Ukadike also revealed that discussions between the Federal Government and the Dangote refinery were progressing to reinstate crude oil sales in naira.
“I have gathered that the Federal Government and Dangote refinery are almost resolving this matter.
“The two of them are reviewing the naira-for-crude deal to continue the sale of crude oil in naira to the refinery again. But the official statement has not come out. We are waiting for the official statement,” he said.
Sources familiar with the failed naira-for-crude deal blamed the Nigerian National Petroleum Company Limited (NNPCL) for tying up future crude sales in financial deals, leaving little supply for domestic refining.

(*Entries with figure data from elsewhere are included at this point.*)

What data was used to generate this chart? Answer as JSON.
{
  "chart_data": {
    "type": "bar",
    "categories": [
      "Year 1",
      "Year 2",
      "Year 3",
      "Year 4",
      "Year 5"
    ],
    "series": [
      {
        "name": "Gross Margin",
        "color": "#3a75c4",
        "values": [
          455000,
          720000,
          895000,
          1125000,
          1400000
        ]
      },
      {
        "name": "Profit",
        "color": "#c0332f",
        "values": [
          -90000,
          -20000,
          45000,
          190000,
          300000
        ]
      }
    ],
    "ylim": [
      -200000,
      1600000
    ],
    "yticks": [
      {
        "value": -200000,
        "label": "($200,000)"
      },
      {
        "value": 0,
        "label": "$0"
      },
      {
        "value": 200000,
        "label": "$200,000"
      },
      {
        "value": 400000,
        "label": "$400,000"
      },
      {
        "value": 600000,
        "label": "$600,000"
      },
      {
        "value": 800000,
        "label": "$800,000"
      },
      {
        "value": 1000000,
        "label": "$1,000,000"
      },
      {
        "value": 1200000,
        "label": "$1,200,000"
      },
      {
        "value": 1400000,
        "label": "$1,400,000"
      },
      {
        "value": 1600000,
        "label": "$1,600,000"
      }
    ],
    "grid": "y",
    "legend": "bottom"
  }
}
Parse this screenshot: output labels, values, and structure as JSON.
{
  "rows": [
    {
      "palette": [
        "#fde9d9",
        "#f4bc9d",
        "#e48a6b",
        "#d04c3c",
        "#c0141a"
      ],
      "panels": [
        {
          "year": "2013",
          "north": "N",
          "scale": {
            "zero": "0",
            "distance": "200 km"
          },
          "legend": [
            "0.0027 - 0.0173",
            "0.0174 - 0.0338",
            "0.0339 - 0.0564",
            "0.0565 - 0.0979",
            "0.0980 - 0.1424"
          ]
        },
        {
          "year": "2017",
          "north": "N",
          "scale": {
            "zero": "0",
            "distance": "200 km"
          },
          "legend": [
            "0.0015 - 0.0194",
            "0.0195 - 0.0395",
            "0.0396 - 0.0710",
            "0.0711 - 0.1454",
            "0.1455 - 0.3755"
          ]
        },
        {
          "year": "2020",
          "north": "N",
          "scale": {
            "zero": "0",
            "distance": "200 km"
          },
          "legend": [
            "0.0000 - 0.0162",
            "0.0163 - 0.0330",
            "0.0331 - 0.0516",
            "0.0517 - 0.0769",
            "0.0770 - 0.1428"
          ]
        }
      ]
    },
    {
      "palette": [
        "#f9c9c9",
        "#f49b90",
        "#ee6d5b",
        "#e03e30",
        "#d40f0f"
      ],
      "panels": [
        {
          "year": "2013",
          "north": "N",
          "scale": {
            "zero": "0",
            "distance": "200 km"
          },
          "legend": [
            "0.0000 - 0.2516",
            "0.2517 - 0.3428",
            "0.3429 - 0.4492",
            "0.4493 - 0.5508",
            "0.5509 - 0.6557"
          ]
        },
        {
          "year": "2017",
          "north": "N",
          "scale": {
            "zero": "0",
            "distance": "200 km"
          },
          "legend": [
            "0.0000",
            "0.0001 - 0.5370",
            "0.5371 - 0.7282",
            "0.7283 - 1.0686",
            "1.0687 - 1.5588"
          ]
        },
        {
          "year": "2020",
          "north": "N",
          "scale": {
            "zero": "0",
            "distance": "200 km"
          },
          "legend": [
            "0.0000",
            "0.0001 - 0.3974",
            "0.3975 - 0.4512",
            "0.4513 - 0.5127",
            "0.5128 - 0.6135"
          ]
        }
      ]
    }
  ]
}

NNPCL spokesperson Olufemi Soneye disclosed that talks were ongoing to renew the naira-for-crude arrangement, as the initial phase of the deal, which started in October 2024, was set to expire this month.
Since October, the Dangote refinery has reportedly received 48 million barrels of crude from the NNPCL.
The decision to suspend naira sales has sparked speculation that some industry players aim to curb the Dangote refinery’s growing influence. Critics argue that the move could be an attempt to undermine local refining efforts and revive full-scale fuel importation.